Akibatnya, korban yang berprofesi sebagai guru harus kehilangan uang mencapai Rp 315 juta. Merasa ditipu, NW akhirnya melapor ke polisi.

Kepada petugas, korban yang tinggal di Jalan Sudirman, Kelurahan Joko Boyo, Kecamatan Lubuk Linggau Utara II, Kota Lubuk Linggau, Sumsel, itu mengatakan, orang membawa kabur uangnya bernama Suhardi Rizal. Anaknya, GI, berkenalan dengannya beberapa waktu lalu. Suhardi pun mengaku sebagai staf di Sekretariat Negara, dan bisa memasukkan orang menjadi PNS.

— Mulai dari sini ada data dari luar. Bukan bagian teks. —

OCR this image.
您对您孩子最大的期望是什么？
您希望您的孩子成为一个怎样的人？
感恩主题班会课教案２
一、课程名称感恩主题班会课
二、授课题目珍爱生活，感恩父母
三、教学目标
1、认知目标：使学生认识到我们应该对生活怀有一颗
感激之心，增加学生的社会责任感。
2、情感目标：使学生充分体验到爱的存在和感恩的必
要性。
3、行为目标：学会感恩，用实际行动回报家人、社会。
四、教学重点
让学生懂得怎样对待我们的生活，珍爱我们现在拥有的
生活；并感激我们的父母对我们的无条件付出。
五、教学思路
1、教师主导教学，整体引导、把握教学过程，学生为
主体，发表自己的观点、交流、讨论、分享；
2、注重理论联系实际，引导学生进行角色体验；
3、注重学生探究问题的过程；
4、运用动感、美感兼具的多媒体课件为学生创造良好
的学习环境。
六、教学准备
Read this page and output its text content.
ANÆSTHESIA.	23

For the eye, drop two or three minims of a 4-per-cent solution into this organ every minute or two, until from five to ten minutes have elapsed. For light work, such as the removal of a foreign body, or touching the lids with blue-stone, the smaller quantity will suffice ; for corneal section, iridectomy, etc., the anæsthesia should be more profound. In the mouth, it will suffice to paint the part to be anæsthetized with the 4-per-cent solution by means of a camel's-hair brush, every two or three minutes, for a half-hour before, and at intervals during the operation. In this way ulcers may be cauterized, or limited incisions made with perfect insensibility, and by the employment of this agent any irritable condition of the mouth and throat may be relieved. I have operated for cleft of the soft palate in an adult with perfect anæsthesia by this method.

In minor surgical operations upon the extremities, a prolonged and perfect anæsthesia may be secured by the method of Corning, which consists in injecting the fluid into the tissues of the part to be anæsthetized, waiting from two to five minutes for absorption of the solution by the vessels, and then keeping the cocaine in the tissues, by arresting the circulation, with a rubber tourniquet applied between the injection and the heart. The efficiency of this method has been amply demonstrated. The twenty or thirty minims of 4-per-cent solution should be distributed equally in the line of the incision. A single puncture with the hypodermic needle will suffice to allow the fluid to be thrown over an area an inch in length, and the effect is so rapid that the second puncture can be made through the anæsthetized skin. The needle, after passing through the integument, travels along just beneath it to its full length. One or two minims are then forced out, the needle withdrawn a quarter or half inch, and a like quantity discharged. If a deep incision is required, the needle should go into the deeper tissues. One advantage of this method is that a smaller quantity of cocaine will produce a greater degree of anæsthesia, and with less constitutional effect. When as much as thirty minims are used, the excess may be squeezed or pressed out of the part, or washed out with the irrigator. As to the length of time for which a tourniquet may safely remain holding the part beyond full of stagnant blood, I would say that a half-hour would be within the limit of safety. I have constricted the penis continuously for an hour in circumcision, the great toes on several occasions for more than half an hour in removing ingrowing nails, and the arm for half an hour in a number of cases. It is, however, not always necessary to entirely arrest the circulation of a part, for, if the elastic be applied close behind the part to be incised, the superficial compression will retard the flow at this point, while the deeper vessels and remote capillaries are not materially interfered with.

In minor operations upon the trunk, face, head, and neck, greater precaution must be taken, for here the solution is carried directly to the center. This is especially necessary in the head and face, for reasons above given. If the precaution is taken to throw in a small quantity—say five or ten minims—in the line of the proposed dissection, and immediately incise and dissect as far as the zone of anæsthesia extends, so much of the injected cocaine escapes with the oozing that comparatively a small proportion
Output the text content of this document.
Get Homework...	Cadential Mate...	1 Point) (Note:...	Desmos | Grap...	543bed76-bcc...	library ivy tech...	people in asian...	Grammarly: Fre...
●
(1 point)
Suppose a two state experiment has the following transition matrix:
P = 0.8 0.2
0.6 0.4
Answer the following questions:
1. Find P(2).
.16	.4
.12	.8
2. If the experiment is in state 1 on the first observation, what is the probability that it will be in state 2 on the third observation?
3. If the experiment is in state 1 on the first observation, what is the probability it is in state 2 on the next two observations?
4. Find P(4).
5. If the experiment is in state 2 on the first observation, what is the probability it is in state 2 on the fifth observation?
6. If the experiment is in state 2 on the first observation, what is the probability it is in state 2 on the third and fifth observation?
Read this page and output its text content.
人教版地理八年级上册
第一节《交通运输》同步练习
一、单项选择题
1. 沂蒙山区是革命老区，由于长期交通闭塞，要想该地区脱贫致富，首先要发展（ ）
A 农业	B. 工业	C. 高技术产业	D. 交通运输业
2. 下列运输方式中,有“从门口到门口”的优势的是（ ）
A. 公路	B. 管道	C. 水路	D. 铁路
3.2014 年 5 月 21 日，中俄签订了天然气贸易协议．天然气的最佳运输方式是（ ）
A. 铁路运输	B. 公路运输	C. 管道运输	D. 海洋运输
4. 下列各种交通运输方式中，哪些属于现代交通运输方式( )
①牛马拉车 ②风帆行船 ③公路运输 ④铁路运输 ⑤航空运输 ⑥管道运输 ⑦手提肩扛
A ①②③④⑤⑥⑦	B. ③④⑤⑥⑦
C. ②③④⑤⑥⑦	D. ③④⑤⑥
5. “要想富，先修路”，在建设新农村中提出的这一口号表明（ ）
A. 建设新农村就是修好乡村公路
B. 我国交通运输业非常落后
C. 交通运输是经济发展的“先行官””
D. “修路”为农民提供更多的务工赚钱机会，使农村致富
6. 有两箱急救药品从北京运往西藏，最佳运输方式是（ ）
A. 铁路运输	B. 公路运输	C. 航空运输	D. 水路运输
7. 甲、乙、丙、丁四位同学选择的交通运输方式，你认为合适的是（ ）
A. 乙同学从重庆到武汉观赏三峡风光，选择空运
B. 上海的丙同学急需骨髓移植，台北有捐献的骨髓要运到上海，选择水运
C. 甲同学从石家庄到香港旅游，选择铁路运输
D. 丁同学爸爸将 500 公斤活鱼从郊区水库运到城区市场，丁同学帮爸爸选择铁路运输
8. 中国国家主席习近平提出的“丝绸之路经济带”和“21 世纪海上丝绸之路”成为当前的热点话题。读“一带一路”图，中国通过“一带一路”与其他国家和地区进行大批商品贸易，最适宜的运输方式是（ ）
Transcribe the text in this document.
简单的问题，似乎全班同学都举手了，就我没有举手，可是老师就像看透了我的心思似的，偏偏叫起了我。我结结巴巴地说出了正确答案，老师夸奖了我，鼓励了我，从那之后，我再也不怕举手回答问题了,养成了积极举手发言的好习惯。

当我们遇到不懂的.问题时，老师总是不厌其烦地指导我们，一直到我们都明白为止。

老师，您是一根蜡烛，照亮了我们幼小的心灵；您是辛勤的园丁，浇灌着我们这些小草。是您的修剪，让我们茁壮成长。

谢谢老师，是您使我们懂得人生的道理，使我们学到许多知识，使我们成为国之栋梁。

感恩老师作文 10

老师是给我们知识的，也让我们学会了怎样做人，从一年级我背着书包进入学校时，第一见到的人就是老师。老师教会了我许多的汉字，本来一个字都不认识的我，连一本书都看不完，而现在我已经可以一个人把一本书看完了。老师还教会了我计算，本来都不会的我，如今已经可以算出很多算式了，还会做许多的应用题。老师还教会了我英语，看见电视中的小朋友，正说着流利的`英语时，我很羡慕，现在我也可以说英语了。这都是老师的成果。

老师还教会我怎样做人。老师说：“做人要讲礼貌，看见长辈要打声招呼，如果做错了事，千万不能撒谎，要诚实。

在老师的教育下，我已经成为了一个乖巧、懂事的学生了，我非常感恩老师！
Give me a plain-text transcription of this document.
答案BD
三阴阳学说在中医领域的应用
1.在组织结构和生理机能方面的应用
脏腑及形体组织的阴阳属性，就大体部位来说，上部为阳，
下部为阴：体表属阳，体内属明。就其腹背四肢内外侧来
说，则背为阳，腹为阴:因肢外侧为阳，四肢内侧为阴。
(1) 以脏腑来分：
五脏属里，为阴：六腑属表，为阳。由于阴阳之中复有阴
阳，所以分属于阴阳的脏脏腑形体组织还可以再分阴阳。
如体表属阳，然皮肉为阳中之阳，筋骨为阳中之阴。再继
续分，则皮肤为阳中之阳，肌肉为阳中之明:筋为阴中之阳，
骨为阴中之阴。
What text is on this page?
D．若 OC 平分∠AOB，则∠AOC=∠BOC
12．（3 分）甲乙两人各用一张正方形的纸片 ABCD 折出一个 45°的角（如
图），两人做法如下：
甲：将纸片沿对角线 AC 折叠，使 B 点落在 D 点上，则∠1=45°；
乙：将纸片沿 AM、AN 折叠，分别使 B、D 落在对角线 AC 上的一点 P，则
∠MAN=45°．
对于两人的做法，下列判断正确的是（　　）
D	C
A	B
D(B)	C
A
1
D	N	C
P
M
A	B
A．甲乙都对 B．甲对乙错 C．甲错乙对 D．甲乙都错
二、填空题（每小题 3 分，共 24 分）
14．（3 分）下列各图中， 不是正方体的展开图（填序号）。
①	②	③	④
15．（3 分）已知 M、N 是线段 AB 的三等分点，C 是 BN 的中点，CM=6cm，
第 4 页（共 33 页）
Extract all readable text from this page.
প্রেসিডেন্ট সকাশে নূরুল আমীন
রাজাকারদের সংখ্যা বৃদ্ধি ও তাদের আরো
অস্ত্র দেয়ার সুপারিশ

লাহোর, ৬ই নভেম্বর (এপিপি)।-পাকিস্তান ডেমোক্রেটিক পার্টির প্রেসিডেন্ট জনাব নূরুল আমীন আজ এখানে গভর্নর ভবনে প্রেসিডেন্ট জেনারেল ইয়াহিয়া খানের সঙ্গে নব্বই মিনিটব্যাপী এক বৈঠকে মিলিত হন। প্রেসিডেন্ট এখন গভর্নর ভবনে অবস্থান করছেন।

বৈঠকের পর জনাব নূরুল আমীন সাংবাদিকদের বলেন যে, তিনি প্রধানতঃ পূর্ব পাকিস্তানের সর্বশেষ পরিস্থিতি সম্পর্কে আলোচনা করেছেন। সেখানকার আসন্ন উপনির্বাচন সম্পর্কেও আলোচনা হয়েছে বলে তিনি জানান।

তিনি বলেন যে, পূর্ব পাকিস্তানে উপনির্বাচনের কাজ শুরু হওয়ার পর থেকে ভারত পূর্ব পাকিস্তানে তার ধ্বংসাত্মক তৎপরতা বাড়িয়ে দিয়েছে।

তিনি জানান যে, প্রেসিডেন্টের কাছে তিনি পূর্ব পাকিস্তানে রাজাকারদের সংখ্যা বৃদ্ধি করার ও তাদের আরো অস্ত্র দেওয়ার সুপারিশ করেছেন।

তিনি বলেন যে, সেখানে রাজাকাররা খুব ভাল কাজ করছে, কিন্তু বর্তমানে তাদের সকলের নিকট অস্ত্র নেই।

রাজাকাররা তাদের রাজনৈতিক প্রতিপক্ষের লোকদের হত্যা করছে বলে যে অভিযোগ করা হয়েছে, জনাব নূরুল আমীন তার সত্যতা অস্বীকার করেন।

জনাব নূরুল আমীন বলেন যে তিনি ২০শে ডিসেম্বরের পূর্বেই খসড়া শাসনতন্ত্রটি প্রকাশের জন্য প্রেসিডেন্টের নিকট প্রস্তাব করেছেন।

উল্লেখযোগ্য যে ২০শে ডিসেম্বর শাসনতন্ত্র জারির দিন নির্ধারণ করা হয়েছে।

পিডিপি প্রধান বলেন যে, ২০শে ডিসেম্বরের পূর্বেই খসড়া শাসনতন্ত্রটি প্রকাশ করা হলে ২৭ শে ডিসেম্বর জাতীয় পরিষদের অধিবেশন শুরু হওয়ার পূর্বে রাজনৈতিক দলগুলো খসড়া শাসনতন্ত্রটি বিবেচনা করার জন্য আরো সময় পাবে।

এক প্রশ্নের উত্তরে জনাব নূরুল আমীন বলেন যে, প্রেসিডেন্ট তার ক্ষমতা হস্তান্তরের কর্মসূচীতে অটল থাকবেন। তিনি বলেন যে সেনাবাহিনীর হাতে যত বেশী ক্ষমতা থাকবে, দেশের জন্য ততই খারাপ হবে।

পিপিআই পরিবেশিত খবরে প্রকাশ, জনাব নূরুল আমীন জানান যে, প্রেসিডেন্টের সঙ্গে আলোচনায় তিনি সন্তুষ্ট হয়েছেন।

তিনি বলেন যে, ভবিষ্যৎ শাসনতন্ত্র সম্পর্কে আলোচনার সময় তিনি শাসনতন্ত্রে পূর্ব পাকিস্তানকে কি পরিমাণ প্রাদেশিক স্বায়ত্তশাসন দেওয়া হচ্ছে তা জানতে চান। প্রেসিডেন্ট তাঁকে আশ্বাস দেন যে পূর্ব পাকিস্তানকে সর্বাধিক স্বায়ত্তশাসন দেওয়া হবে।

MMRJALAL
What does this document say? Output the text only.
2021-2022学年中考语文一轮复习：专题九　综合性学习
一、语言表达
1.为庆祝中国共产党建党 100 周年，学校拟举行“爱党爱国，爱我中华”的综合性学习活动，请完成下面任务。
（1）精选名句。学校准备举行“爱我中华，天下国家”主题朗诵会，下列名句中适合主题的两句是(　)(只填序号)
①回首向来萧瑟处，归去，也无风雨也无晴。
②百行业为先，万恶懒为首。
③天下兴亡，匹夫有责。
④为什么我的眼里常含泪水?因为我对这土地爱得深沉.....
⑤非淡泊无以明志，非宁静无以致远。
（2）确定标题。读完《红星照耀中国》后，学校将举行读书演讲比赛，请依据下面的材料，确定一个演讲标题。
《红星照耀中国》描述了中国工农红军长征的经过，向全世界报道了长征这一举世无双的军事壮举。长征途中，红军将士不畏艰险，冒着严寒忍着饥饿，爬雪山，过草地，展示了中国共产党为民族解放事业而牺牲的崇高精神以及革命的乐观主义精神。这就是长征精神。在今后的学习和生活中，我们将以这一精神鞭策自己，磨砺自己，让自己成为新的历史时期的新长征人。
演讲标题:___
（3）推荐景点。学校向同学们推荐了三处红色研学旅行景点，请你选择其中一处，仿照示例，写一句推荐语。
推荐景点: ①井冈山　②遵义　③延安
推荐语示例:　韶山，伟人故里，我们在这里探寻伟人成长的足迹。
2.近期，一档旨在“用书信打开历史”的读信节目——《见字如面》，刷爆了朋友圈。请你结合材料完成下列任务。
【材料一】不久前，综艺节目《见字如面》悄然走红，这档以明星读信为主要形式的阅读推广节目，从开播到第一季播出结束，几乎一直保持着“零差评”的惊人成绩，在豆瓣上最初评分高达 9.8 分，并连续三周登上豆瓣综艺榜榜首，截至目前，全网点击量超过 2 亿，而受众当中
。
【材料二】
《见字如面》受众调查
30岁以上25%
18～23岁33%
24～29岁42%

Lantaran terpikat dengan janji Suhardi, korban melakukan komunikasi intensif sehingga terjadilah kesepakatan antara keduanya. Saat itu, Suhardi mengatakan ada dua kursi PNS menjadi jatahnya. Satu kursi dipatok dengan ‘harga’ Rp 200 juta. Lalu korban meminta kedua kursi tersebut, dan diberikan uang total Rp 400 juta. Dua kursi itu rencananya bagi kedua anaknya.

“Saya mau ambil dua-duanya, jadi harus membayar Rp 400 juta. Baru saya transfer Rp 315 juta ke rekening Bank Mandiri Nomor 1640000691771776 atas nama Susilawati Prihartini pada 23 Juni lalu. Sisanya dilunasi jika SK keluar,” kata NW saat melapor ke SPKT Polda Sumsel, Selasa (6/10).

Kendati demikian, setelah uang dikirim, justru pelaku menghilang. Bahkan, janji manis diterimanya hanya isapan jempol belaka. Tinggal uang ratusan juta miliknya dibawa kabur.

“Saya percaya saja sama dia (pelaku) karena orangnya memang kayak pejabat penting, walaupun cuma staf. Dua anak saya tak masuk PNS, duit hilang,” ujar NW.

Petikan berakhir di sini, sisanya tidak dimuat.